Do your calculations include the cost of a replacement battery?
Do yours include the cost of a replacement transmission?
The majority of US cars have transmissions that are less reliable than the gas engine which is less reliable than the EVs battery which is less reliable than the EVs motor.
So I don't usually worry about replacement parts because every step closer to EV I go I see less repairs.
Compare my Late 90s and early 2000s Saturns with no EV ability with moderate maintenance (the 98 consumes oil randomly and has had transmission work twice in the first 100,000 miles but is still a daily driver at 130,000 miles, I had to replace the 12V battery once in it so far)
to my 2005 Prius with light maintenance (I had to replace the 12V battery in this one as well, I replaced the rear shocks for comfort, it burns oil enough that I top it off with a partial quart between 10,000 mile oil changes with 120,000 miles on the car) but will never need brake pads*, the rotors and drums will last the life of the car. I'll probably never replace the HV battery
to a Nissan Leaf (no oil changes, no engine filters, no real maintenance at all). with the leaf you might replace the battery some day for $2000 and some have already replaced the battery for free and one has paid around $6000.
Honestly you could have taken that guys Leaf with the "bad worn out battery" and given the whole car to me as is and I would have retired a Saturn and saved thousands of dollars on gas and repairs. I have a 15 mile commute each way and a 2011 or 2012 Leaf even with "severe" battery degradation would do the 35 miles a day I need to go to work, lunch, and home.
If you have a commute outside the range of the vehicle don't buy it. But for those of us that can drive the shorter distances its a fine car and will be more reliable than 90% of the ICE cars on the road.
so the progression is
ICE - less reliable
Hybrid - more reliable, lower cost per mile than ICE
EV - more reliable, lowest cost per mile (assuming you don't pay outrageous prices for electricity)
Then of course some troll will say: Yeah, but the up front cost...
Some other troll will say you drive it because it looks odd...

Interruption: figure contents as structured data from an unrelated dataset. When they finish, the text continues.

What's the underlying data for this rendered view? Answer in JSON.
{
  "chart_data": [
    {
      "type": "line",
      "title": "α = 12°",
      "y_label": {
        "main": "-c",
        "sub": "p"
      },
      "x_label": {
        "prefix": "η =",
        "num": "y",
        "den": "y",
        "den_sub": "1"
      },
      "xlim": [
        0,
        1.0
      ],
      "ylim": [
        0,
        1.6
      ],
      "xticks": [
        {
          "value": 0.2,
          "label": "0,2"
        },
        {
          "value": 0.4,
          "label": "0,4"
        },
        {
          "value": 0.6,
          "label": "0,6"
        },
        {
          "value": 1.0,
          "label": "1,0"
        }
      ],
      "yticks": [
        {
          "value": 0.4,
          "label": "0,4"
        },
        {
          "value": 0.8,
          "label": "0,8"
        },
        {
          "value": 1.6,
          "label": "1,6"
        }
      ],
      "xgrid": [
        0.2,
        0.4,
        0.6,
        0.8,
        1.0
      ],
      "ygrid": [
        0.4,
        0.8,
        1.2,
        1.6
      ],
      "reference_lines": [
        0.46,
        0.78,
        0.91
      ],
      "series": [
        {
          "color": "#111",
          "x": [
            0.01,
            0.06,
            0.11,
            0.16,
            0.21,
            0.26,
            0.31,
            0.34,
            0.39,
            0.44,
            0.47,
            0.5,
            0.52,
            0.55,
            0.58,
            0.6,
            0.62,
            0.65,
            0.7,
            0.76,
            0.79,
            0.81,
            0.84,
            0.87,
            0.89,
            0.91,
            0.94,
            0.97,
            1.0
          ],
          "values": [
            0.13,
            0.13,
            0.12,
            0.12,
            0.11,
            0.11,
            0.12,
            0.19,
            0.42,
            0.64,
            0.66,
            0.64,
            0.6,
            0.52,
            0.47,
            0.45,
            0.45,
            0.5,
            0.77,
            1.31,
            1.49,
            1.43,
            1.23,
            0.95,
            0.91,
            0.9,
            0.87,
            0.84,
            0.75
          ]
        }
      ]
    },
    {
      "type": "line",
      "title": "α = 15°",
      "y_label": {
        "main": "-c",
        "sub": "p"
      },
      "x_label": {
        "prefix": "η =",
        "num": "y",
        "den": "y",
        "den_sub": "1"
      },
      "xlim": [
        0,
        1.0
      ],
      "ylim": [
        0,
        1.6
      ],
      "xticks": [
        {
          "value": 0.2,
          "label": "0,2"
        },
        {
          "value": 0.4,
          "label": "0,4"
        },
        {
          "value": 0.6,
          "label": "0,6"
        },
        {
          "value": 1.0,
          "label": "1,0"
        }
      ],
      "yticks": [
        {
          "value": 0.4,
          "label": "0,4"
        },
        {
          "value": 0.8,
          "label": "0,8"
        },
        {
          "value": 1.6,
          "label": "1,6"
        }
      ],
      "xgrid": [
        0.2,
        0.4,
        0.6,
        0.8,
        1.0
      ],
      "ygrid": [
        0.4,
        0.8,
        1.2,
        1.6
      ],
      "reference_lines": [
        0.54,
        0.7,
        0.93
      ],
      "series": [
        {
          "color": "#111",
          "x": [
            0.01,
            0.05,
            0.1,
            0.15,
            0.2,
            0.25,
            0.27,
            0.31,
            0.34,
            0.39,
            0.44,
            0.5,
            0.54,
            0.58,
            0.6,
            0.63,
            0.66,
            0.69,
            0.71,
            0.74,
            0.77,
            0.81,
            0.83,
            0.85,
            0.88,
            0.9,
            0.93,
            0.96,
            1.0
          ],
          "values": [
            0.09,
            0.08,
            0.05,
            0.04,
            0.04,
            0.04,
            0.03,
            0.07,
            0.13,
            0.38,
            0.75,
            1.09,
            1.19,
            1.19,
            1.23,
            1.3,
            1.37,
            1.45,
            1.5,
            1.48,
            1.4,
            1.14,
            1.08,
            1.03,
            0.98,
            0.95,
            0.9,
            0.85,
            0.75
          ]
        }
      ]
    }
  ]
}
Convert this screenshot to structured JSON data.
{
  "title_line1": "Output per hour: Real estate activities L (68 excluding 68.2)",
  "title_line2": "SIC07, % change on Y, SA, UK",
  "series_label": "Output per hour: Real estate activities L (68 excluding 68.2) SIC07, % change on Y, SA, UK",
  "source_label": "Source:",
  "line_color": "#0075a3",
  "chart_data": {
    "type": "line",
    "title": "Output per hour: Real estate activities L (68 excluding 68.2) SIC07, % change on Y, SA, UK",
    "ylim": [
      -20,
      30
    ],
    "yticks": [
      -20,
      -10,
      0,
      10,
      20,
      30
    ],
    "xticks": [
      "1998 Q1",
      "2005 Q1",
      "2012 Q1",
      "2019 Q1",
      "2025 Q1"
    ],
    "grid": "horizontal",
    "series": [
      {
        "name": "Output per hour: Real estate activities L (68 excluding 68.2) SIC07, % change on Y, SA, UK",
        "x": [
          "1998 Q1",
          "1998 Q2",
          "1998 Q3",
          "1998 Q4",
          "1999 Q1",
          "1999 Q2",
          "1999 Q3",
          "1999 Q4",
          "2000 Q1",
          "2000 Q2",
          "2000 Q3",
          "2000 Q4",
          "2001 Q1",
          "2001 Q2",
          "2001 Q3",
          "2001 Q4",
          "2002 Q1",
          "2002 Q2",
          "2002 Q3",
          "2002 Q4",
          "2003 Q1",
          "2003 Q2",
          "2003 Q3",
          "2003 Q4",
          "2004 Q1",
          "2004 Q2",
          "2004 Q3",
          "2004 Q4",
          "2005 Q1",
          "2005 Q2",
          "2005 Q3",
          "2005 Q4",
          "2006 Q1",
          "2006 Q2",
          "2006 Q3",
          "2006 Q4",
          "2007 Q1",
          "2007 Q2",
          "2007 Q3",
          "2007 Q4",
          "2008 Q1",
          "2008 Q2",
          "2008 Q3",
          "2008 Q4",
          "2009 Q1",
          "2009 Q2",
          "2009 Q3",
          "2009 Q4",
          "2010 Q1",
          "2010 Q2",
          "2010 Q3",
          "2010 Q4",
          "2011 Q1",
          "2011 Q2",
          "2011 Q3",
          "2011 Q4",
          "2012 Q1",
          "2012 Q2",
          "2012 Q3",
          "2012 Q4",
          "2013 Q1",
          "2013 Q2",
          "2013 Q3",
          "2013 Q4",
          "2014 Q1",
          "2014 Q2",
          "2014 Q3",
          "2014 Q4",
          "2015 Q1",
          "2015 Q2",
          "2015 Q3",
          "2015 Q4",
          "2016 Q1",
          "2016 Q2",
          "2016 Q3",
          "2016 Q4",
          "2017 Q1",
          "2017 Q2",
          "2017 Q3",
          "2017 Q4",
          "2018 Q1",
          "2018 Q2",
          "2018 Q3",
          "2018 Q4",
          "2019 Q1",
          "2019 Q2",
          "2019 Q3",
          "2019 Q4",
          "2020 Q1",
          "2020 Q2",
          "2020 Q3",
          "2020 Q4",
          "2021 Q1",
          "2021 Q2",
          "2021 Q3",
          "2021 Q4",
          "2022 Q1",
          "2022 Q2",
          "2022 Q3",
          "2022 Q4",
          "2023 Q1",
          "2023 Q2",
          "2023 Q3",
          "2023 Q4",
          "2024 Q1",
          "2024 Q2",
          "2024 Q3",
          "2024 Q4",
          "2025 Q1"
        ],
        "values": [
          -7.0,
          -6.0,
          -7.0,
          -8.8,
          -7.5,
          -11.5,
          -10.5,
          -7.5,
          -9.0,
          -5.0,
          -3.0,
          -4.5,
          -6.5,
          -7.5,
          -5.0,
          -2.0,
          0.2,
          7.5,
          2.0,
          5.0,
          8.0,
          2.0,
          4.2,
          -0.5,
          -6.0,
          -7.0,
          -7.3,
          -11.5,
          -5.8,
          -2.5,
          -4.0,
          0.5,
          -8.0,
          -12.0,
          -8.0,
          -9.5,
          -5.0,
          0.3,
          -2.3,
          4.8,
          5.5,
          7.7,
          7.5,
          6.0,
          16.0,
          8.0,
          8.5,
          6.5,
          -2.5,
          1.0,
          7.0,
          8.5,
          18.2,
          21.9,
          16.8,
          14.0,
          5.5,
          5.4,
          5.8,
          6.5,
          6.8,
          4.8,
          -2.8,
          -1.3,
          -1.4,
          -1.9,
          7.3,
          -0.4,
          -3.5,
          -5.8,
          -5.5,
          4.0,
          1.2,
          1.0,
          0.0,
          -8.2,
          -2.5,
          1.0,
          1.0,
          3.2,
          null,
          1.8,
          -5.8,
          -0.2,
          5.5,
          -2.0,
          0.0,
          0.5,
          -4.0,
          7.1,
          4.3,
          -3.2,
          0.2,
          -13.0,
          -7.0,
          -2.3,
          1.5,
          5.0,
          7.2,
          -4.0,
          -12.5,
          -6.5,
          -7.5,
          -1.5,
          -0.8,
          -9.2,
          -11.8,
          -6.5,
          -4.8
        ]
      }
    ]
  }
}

and to that I say, fffft. I buy used and right now a used Leaf is cheaper than a used Prius. I don't care what they look like or how green they are. I want a car that takes less maintenance, requires less repairs/parts replacements, and costs me less per mile. I don't care what it is. Give me a Tahoe that somehow gets me down the road for $0.01 per mile and I'll drive an SUV. Give me a Cadillac with spinners and curb feelers that gets me down the road for $0.01 per mile and I'll drive it too.
I expect a Leaf to cost me half the cost per mile of a Prius which cost me half the cost per mile of the Saturn.
I'm not married to a brand, a style, or an energy source. I happen to be moving towards electricity but I'd just as quickly move back to gas if gas somehow dropped to $1 a gallon and electricity became $1 a kwh. As it is at $2 a gallon and $0.10 a kwh I'm moving towards more electric and less gas.
*Prius, Leaf, Tesla, Kia Soul EV, doesn't matter ask anyone that has an EV for 100,000 miles to measure their break pads. They'll be like new for most drivers somewhere around 70-90% pad. People with a real lead foot might run through a set of brake pads in 300,000 miles, others will never under any circumstances wear out the brake pads even at 500,000 miles. Try that on an ICE vehicle.